= Guillermo Espinosa Rodríguez =

Guillermo Espinosa Rodríguez is a Cuban nurse, journalist, blogger and human rights activist. In 2006 he was dismissed from his job with the public health service and arrested after reporting on an outbreak of dengue fever. Since then he has been repeatedly arrested for his human rights activities.

Until 2006 Guillermo Espinosa Rodríguez worked as a nurse in the public health service and as a part-time reporter. In October 2005 Espinosa Rodríguez filed a report on an event in Santiago de Cuba attended by 20,000 young people as part of a campaign for the prevention of AIDS. Police tried to remove a participant, but were forced to retreat when the crowd turned against them. In July 2006 Espinosa submitted reports on an outbreak of dengue fever in Santiago de Cuba to the independent agency Agencia de Prensa Libre Oriental (APLO). Shortly afterwards he was dismissed from his job. Cuba suppresses reports of epidemics to avoid disturbing the tourists. Before Espinosa published his reports, the official media had refused to recognize the existence of dengue fever in Cuba. The reports seem to have triggered his arrest.

Espinosa Rodríguez was arrested in October 2006 along with Armando Betancourt Reina and Raymundo Perdigon Brito.
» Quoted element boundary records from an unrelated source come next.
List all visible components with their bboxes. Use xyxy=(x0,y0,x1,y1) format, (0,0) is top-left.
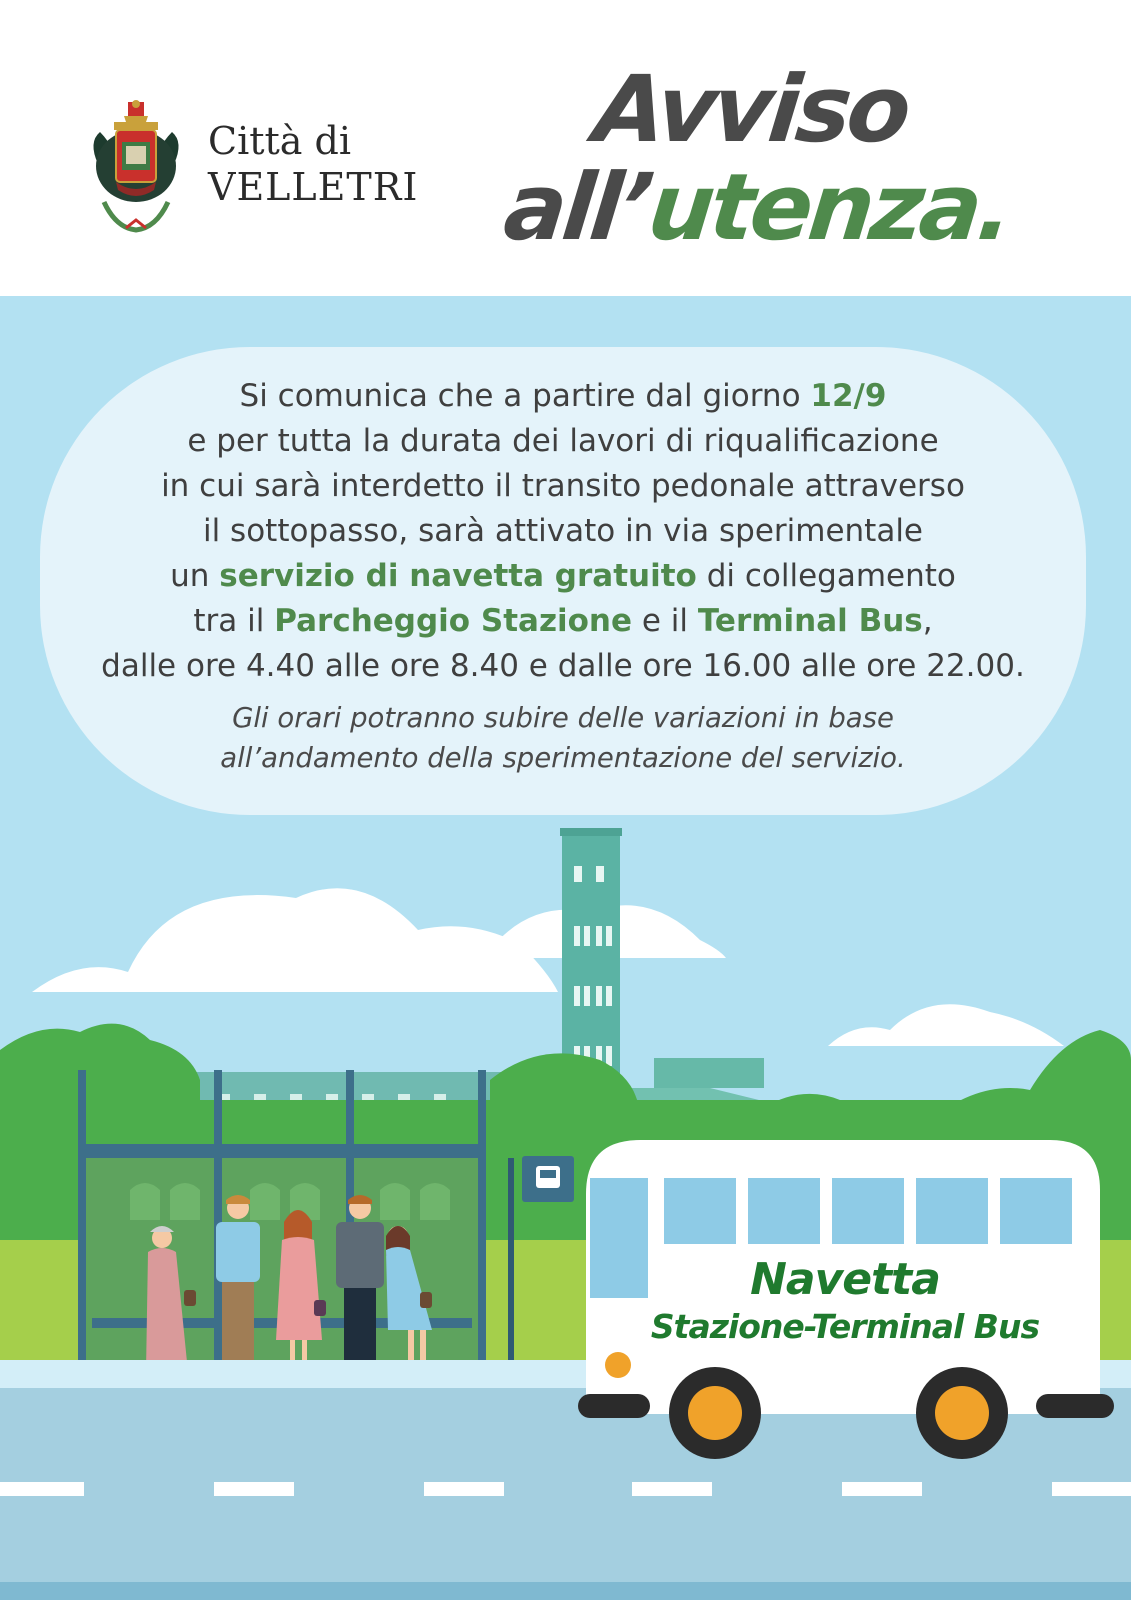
notice-line-5-c: di collegamento xyxy=(696,558,956,594)
notice-line-6-c: e il xyxy=(632,603,698,639)
city-name xyxy=(208,118,418,211)
free-shuttle-service: servizio di navetta gratuito xyxy=(219,558,697,594)
notice-note-line-2: all’andamento della sperimentazione del servizio. xyxy=(220,742,906,774)
notice-line-2: e per tutta la durata dei lavori di riqualificazione xyxy=(187,423,939,459)
notice-line-4: il sottopasso, sarà attivato in via sperimentale xyxy=(202,513,924,549)
city-name-line1: Città di xyxy=(208,119,351,163)
start-date: 12/9 xyxy=(810,378,887,414)
headline xyxy=(499,56,1065,261)
notice-line-6-e: , xyxy=(922,603,933,639)
city-name-line2: VELLETRI xyxy=(208,165,419,210)
headline-line2-green: utenza. xyxy=(643,154,1015,261)
notice-note-line-1: Gli orari potranno subire delle variazioni in base xyxy=(232,702,894,734)
notice-line-3: in cui sarà interdetto il transito pedonale attraverso xyxy=(161,468,965,504)
notice-line-5-a: un xyxy=(170,558,220,594)
headline-line2-grey: all’ xyxy=(499,154,655,261)
station-parking: Parcheggio Stazione xyxy=(274,603,633,639)
headline-line2 xyxy=(499,154,1070,261)
notice-line-7: dalle ore 4.40 alle ore 8.40 e dalle ore 16.00 alle ore 22.00. xyxy=(101,648,1025,684)
bus-label-title: Navetta xyxy=(750,1254,940,1305)
city-crest-emblem xyxy=(86,92,186,240)
notice-line-1 xyxy=(40,374,1086,419)
road-edge xyxy=(0,1582,1131,1600)
bus-label xyxy=(610,1254,1080,1346)
notice-line-1-text: Si comunica che a partire dal giorno xyxy=(239,378,811,414)
header xyxy=(0,0,1131,296)
notice-line-6 xyxy=(40,599,1086,644)
notice-line-6-a: tra il xyxy=(193,603,275,639)
notice-line-5 xyxy=(40,554,1086,599)
bus-label-route: Stazione-Terminal Bus xyxy=(650,1307,1040,1346)
notice-note xyxy=(40,698,1086,778)
headline-line1: Avviso xyxy=(589,56,913,163)
notice-text xyxy=(40,374,1086,689)
terminal-bus: Terminal Bus xyxy=(697,603,923,639)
In November 2006 he was convicted under article 72 of the Cuban Penal Code in a Santiago de Cuba court on grounds of "social dangerousness." He was sentenced to two years of home confinement. Although he had lost his job with the public health service, Espinosa was told he should find another job with a government department or he would have to serve his house arrest in jail. In a call for Espinosa's release on 8 November 2006, Reporters Without Borders noted that "social dangerousness" meant he might commit a crime although he had not in fact committed any. The authorities could use this charge to imprison anyone they wanted to. In a press release on 29 January 2007 the Office of the Special Rapporteur for Freedom of Expression of the Inter-American Commission on Human Rights noted that Espinosa had been jailed and said it "reiterates its great concern over the systematic and continuous situation of utter and complete disrespect for freedom of thought and expression in Cuba."

In March 2009 Espinosa was working for the Center of Applied Marketing and Political Publicity in Santiago de Cuba. He was detained and then placed under house arrest for his activities on the sixth anniversary of the arrest of 75 activists in the "Black Spring" of 2003. In February 2011 Espinosa was detained for commemorating the death of Orlando Zapata, a political prisoner, one year earlier. He was one of many arrested during marches held across the country. In April 2012 during a papal mass in Santiago de Cuba a dissident named Andrés Carrión Alvarez shouted "down with communism" and was promptly arrested. A scuffle broke out, and Carrión was attacked by a Red Cross stretcher bearer. Espinosa went to Carrión's aid, and was himself arrested for "contempt of authority". At the time, Espinosa was under house arrest for three years for his pro-democracy activities.